Du bruit à la norme, des baisses de taux se profilent à l’horizon

Du bruit à la norme, des baisses de taux se profilent à l’horizon

Suite à la publication cette semaine de l'indice des prix à la consommation et de l'indice des prix à la production, nous prévoyons désormais une augmentation de 0,084 % de l'indice des dépenses de consommation personnelle en mai, ce qui se traduit par une augmentation de 2,6 % sur une base annuelle.

Cela apparaîtra dans le tableau des prévisions sous la forme d’une estimation de 0,10 %. Mais nous pensons que le risque pesant sur les prévisions penche vers une absence d’augmentation de l’indice mensuel global. Notre estimation de base est de 0,148 % pour le mois et de 2,6 % sur un an.

Si les données du PCE, qui seront publiées le 28 juin, s'alignent sur nos prévisions, elles confirmeront notre idée selon laquelle l'inflation du début de l'année n'était qu'un bruit et que la désinflation continuera d'atténuer les chiffres d'un mois à l'autre, même si car de modestes effets sur l’année de référence soutiennent temporairement les chiffres d’inflation d’une année sur l’autre.

Une lecture plus à jour est le taux annualisé sur trois mois, qui a affiché une forte baisse à 2,7% contre 3,8% plus tôt.

Ce qui différencie les deux derniers mois des trois premiers mois de l’année, c’est que l’essentiel du rebond de l’inflation au tournant de l’année est venu d’une poignée de composantes comme le logement, l’assurance automobile, les billets d’avion et l’énergie.
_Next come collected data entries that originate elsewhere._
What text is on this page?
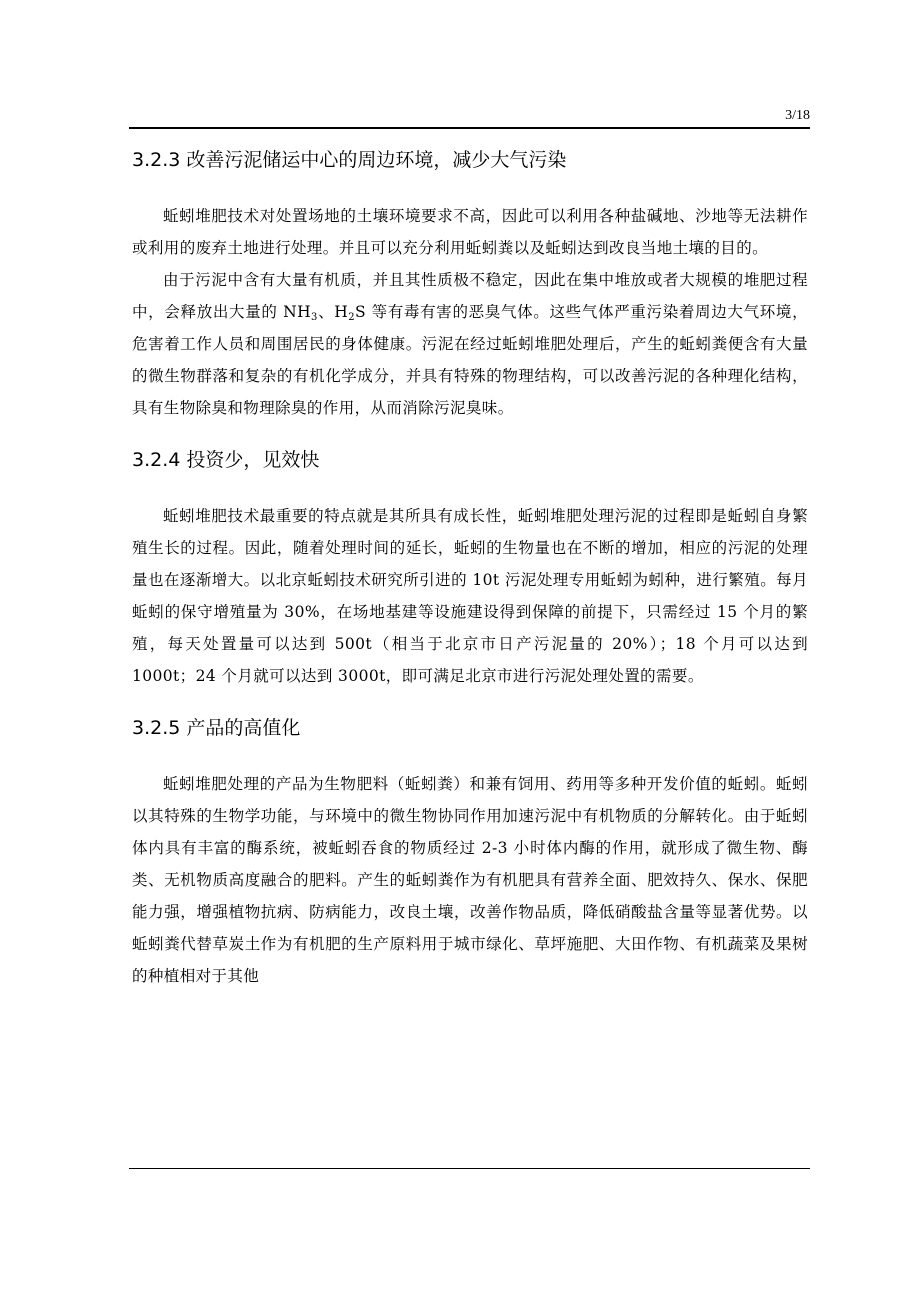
3/18
3.2.3 改善污泥储运中心的周边环境，减少大气污染

蚯蚓堆肥技术对处置场地的土壤环境要求不高，因此可以利用各种盐碱地、沙地等无法耕作或利用的废弃土地进行处理。并且可以充分利用蚯蚓粪以及蚯蚓达到改良当地土壤的目的。

由于污泥中含有大量有机质，并且其性质极不稳定，因此在集中堆放或者大规模的堆肥过程中，会释放出大量的 $NH_3$、$H_2S$ 等有毒有害的恶臭气体。这些气体严重污染着周边大气环境，危害着工作人员和周围居民的身体健康。污泥在经过蚯蚓堆肥处理后，产生的蚯蚓粪便含有大量的微生物群落和复杂的有机化学成分，并具有特殊的物理结构，可以改善污泥的各种理化结构，具有生物除臭和物理除臭的作用，从而消除污泥臭味。

3.2.4 投资少，见效快

蚯蚓堆肥技术最重要的特点就是其所具有成长性，蚯蚓堆肥处理污泥的过程即是蚯蚓自身繁殖生长的过程。因此，随着处理时间的延长，蚯蚓的生物量也在不断的增加，相应的污泥的处理量也在逐渐增大。以北京蚯蚓技术研究所引进的 10t 污泥处理专用蚯蚓为蚓种，进行繁殖。每月蚯蚓的保守增殖量为 30%，在场地基建等设施建设得到保障的前提下，只需经过 15 个月的繁殖，每天处置量可以达到 500t（相当于北京市日产污泥量的 20%）；18 个月可以达到 1000t；24 个月就可以达到 3000t，即可满足北京市进行污泥处理处置的需要。

3.2.5 产品的高值化

蚯蚓堆肥处理的产品为生物肥料（蚯蚓粪）和兼有饲用、药用等多种开发价值的蚯蚓。蚯蚓以其特殊的生物学功能，与环境中的微生物协同作用加速污泥中有机物质的分解转化。由于蚯蚓体内具有丰富的酶系统，被蚯蚓吞食的物质经过 2-3 小时体内酶的作用，就形成了微生物、酶类、无机物质高度融合的肥料。产生的蚯蚓粪作为有机肥具有营养全面、肥效持久、保水、保肥能力强，增强植物抗病、防病能力，改良土壤，改善作物品质，降低硝酸盐含量等显著优势。以蚯蚓粪代替草炭土作为有机肥的生产原料用于城市绿化、草坪施肥、大田作物、有机蔬菜及果树的种植相对于其他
Depuis, les prix de l’énergie se sont normalisés, les tarifs aériens ont baissé et l’assurance automobile s’est améliorée.

Le logement reste cependant le fléau des préoccupations inflationnistes. Mais nous ne nous inquiétons pas trop des coûts du logement, car l’inflation du logement est un indicateur retardé des prix des loyers en temps réel.

En utilisant le nouveau Cleveland Fed New Tenant Index de la Réserve fédérale, l'inflation immobilière devrait se normaliser au début du troisième trimestre. Cela coïncide également avec la signature normale de nouveaux baux sur une base annuelle.

Gonflage des abris

Nous attendons toujours la première baisse des taux de la Réserve fédérale en septembre, alors que l'économie, les embauches et l'inflation ralentissent.

Le marché intègre une probabilité de 64,5 % d'une baisse des taux en septembre, avec des baisses de taux supplémentaires de 25 points de base prévues pour décembre et janvier.

Apprenez-en davantage sur les perspectives de RSM sur l’inflation, l’économie et le marché intermédiaire.

Les plats à emporter

Nous ne sommes plus qu’à un bon rapport sur l’inflation de revenir au niveau où elle était au début de l’année : nous sentir satisfaits de l’inflation et prêts à réduire les taux.

Les nouvelles encourageantes en matière d’inflation au cours des deux derniers mois ont réaffirmé notre opinion selon laquelle le rebond de l’inflation au premier trimestre était plus un bruit qu’un signal et que le marché avait réagi de manière excessive.

Cela continue de mettre en évidence les inconvénients de s'appuyer sur des données mensuelles à haute fréquence, qui créent une volatilité inutile et des erreurs politiques potentielles, érodant la crédibilité de la Fed à long terme.